1972 beschreibt ein Journalist der ZEIT das Klima an der dffb in folgenden Worten: „Erster Eindruck, wenn man in die Akademie in einem Nebengebäude des Senders Freies Berlin kommt: eine gute Atmosphäre, offen und tolerant. Sehr selbstbewusste Studenten mit einem klaren Problembewusstsein von sich selbst, der Akademie, ihren Themen und Plänen, und eine Leitung und Verwaltung, die offenbar einzig für diese Studenten da sind. Die Atmosphäre in München erinnert eher an einen schulischen Betrieb: untereinander hoffnungslos zersplitterte Studenten, über die hinweg geplant, verwaltet und entschieden wird; die meisten kennen sich nur flüchtig und sind räumlich, psychisch und vom Lehrbetrieb her isoliert; Frustrationen, Lethargie, mangelnde Motivation bei den Studenten, zu viel institutionalisierter Leerlauf, Unverbindlichkeit, auch Inkompetenz und eine störende Hierarchie und Apparatur von Seiten der Hochschule.“ (DIE ZEIT, 15.12.1972)

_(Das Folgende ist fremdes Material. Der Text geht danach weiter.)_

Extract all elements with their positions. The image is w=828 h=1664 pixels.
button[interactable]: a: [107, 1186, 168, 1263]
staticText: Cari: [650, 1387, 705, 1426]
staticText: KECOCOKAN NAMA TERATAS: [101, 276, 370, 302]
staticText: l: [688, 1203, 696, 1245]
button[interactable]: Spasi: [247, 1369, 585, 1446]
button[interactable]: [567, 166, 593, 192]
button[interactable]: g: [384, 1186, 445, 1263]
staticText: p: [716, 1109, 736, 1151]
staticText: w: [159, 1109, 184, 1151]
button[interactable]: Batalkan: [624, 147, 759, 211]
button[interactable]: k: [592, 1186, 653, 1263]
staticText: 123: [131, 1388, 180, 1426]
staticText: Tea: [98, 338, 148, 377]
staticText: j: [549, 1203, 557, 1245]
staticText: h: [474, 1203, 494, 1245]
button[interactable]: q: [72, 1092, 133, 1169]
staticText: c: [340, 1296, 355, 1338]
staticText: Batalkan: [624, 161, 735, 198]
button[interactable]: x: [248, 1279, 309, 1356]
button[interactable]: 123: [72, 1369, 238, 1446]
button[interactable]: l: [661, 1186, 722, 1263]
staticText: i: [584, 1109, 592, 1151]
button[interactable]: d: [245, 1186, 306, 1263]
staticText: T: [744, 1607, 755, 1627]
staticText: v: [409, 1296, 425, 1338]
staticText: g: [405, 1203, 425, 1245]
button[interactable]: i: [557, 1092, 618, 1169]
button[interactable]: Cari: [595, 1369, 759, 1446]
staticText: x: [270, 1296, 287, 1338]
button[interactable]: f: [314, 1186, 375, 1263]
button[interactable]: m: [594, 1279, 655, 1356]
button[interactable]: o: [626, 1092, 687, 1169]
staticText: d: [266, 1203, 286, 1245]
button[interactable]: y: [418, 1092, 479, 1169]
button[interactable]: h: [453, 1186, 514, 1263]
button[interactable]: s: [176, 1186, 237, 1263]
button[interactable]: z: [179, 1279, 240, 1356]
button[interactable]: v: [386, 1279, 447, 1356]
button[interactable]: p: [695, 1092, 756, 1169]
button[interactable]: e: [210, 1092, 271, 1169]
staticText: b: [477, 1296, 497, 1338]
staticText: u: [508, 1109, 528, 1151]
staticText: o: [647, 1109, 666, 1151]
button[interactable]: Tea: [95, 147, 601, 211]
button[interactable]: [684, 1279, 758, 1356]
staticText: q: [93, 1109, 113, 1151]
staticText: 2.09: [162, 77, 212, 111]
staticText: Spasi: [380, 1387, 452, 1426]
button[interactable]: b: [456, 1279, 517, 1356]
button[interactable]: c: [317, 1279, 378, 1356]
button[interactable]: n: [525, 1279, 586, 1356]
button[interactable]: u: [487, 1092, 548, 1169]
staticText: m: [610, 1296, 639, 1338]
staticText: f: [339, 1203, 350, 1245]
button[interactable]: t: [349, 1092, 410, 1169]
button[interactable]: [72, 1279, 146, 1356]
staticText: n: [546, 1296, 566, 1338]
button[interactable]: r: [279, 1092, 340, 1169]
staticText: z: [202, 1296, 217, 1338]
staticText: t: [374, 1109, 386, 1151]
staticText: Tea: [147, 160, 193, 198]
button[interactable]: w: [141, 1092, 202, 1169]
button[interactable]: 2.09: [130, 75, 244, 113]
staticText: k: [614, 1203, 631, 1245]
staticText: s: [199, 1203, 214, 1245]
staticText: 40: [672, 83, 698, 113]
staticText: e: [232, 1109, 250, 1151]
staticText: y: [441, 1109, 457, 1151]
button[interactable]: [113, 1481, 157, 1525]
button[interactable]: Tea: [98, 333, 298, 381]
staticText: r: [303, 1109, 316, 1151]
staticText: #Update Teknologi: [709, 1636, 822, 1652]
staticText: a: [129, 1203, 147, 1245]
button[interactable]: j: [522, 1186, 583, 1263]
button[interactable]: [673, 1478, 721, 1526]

Letztere Zustandbeschreibung der HFF München lässt sich heute traurigerweise unverändert auf die dffb übertragen. Sehr geehrter Herr Schütte, sehr geehrte Damen und Herren des Kuratoriums, wir möchten Sie bitten, mit uns gemeinsam die dffb wieder zu dem zu machen, was sie einmal war und wieder sein könnte. Die dffb zeichnete sich jahrzehntelang durch ein funktionierendes Modell akademischer Mitbestimmung aus, das die Studenten als mündige Partner respektierte und ihr Verantwortungsgefühl und Engagement für eine lebendige Akademie förderte. Die Studentenschaft wehrt sich gegen den langsamen Erstickungstod, das diesem Modell droht. Herr Schütte, wir möchten Sie dringend auffordern, den akademischen Rat in Zukunft regelmäßig für alle wichtigen Fragen einzuberufen und seine Entscheidungskompetenz anzuerkennen. Wir bitten zudem das Kuratorium, die Akademieleitung an ihre Verpflichtung (aber auch ihr eigenes Interesse) zu erinnern, wichtige Entscheidungsprozesse an der dffb wieder in den Akademischen Rat zu tragen und damit die erfolgreiche partizipative Tradition der dffb aufrecht zu erhalten.

Als ersten Schritt möchten wir Sie, Herr Junkerdorf, als Vorsitzenden des Kuratoriums der dffb zu einem schlichtenden runden Tisch mit der Akademieleitung, Dozenten- und Studentenvertretern in die dffb einladen. Bitte teilen Sie uns einen zeitnahen Terminvorschlag mit.